Opposition MP Udaya Gammanpila called the new Cabinet "old wine in a new bottle", while Sajith Premadasa, Leader of Opposition, called it all a "melodrama to dupe people".
"We want resignations and then we want a political model that works", he tweeted.
Can There Be a Change of Leadership?
As Sri Lanka faces 17 percent inflation rate owing to critical shortfall of foreign currency, the sentiment on ground is that of seeking a change.
But can there be a change in leadership at this given moment?
Even as the president appeared to be in damage control mode, inviting members of the Opposition to accept portfolios in the new Cabinet, the Rajapaksa family's grip over the government seemed to be weakening, with the ruling coalition losing majority on 5 April, as 41 legislators exited the alliance.
Among them were 14 MPs from the government's main coalition partner, the Sri Lankan Freedom Party (SLFP).
As the ruling SLPP tries to hold on to its 113 seats so that it can continue to be in power with a simple majority, M Sathiya Moorthy, head of the Observer Research Foundation’s (ORF's) Chennai Initiative, points out that bringing in new leadership will still be easier said than done.
"The main Opposition doesn’t have more than 54 MPs.
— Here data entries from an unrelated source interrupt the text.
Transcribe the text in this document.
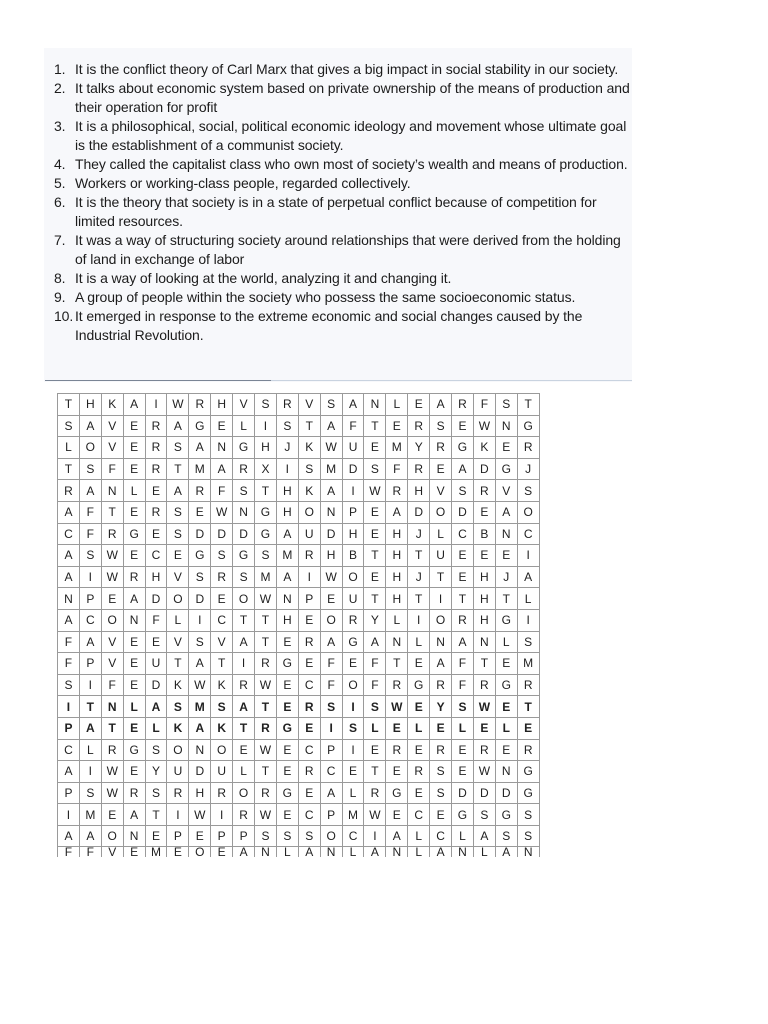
1. It is the conflict theory of Carl Marx that gives a big impact in social stability in our society.
2. It talks about economic system based on private ownership of the means of production and their operation for profit
3. It is a philosophical, social, political economic ideology and movement whose ultimate goal is the establishment of a communist society.
4. They called the capitalist class who own most of society’s wealth and means of production.
5. Workers or working-class people, regarded collectively.
6. It is the theory that society is in a state of perpetual conflict because of competition for limited resources.
7. It was a way of structuring society around relationships that were derived from the holding of land in exchange of labor
8. It is a way of looking at the world, analyzing it and changing it.
9. A group of people within the society who possess the same socioeconomic status.
10. It emerged in response to the extreme economic and social changes caused by the Industrial Revolution.
T	H	K	A	I	W	R	H	V	S	R	V	S	A	N	L	E	A	R	F	S	T
S	A	V	E	R	A	G	E	L	I	S	T	A	F	T	E	R	S	E	W	N	G
L	O	V	E	R	S	A	N	G	H	J	K	W	U	E	M	Y	R	G	K	E	R
T	S	F	E	R	T	M	A	R	X	I	S	M	D	S	F	R	E	A	D	G	J
R	A	N	L	E	A	R	F	S	T	H	K	A	I	W	R	H	V	S	R	V	S
A	F	T	E	R	S	E	W	N	G	H	O	N	P	E	A	D	O	D	E	A	O
C	F	R	G	E	S	D	D	D	G	A	U	D	H	E	H	J	L	C	B	N	C
A	S	W	E	C	E	G	S	G	S	M	R	H	B	T	H	T	U	E	E	E	I
A	I	W	R	H	V	S	R	S	M	A	I	W	O	E	H	J	T	E	H	J	A
N	P	E	A	D	O	D	E	O	W	N	P	E	U	T	H	T	I	T	H	T	L
A	C	O	N	F	L	I	C	T	T	H	E	O	R	Y	L	I	O	R	H	G	I
F	A	V	E	E	V	S	V	A	T	E	R	A	G	A	N	L	N	A	N	L	S
F	P	V	E	U	T	A	T	I	R	G	E	F	E	F	T	E	A	F	T	E	M
S	I	F	E	D	K	W	K	R	W	E	C	F	O	F	R	G	R	F	R	G	R
I	T	N	L	A	S	M	S	A	T	E	R	S	I	S	W	E	Y	S	W	E	T
P	A	T	E	L	K	A	K	T	R	G	E	I	S	L	E	L	E	L	E	L	E
C	L	R	G	S	O	N	O	E	W	E	C	P	I	E	R	E	R	E	R	E	R
A	I	W	E	Y	U	D	U	L	T	E	R	C	E	T	E	R	S	E	W	N	G
P	S	W	R	S	R	H	R	O	R	G	E	A	L	R	G	E	S	D	D	D	G
I	M	E	A	T	I	W	I	R	W	E	C	P	M	W	E	C	E	G	S	G	S
A	A	O	N	E	P	E	P	P	S	S	S	O	C	I	A	L	C	L	A	S	S
F	F	V	E	M	E	O	E	A	N	L	A	N	L	A	N	L	A	N	L	A	N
They will need more than double that number to form the government in the 225-member Parliament. And, that is going to be a difficult task, as things stand currently. In any case if that was so easily done, then the Opposition would have attempted it already."M Sathiya Moorthy, Head of Observer Research Foundation’s Chennai Initiative
"The alternative is to hold fresh elections and that can happen either just six months before the conclusion of the term of the present Parliament. Or, the Parliament has to pass the resolution for new elections," he added.
Recently, in an interview to Times of India, former Prime Minister Ranil Wickremesinghe, who is one of the veteran leaders in the Opposition, also raised doubts about the possibility of fresh elections.
“Electioneering will take four to five months. Meanwhile, the Sri Lankan Rupee may further depreciate down to 500, perhaps even 1,000 to a dollar. We can’t afford that,” he had said.
How Likely is a Constitutional Crisis?
There are also concerns around whether the economic crisis can also eventually lead to a constitutional crisis.
The last time that country faced a constitutional crisis was in 2018, when then President Maithripala Sirisena appointed Mahinda Rajapaksa as Prime Minister before formally dismissing the incumbent PM Ranil Wickremesinghe, resulting in two concurrent prime ministers.
But ORF's Moorthy said the country may not have to face the worst case scenario.
"A constitutional crisis is not likely unless the Supreme Court or the Parliament can’t intervene. Secondly, although the Opposition supported Sunday's protest, there were views within the party that they should not let things go beyond a particular point where things go out of control."M Sathiya Moorthy, Head of Observer Research Foundation’s Chennai Initiative
"It can take such a shape if the economic crisis continues but from what we’ve been reading, India’s assistance in fuel, medicines etc, will pour in from this week, so there is going to be a moderate improvement of situations. Yet, how long will that be sustainable, that’s certainly a question," he said.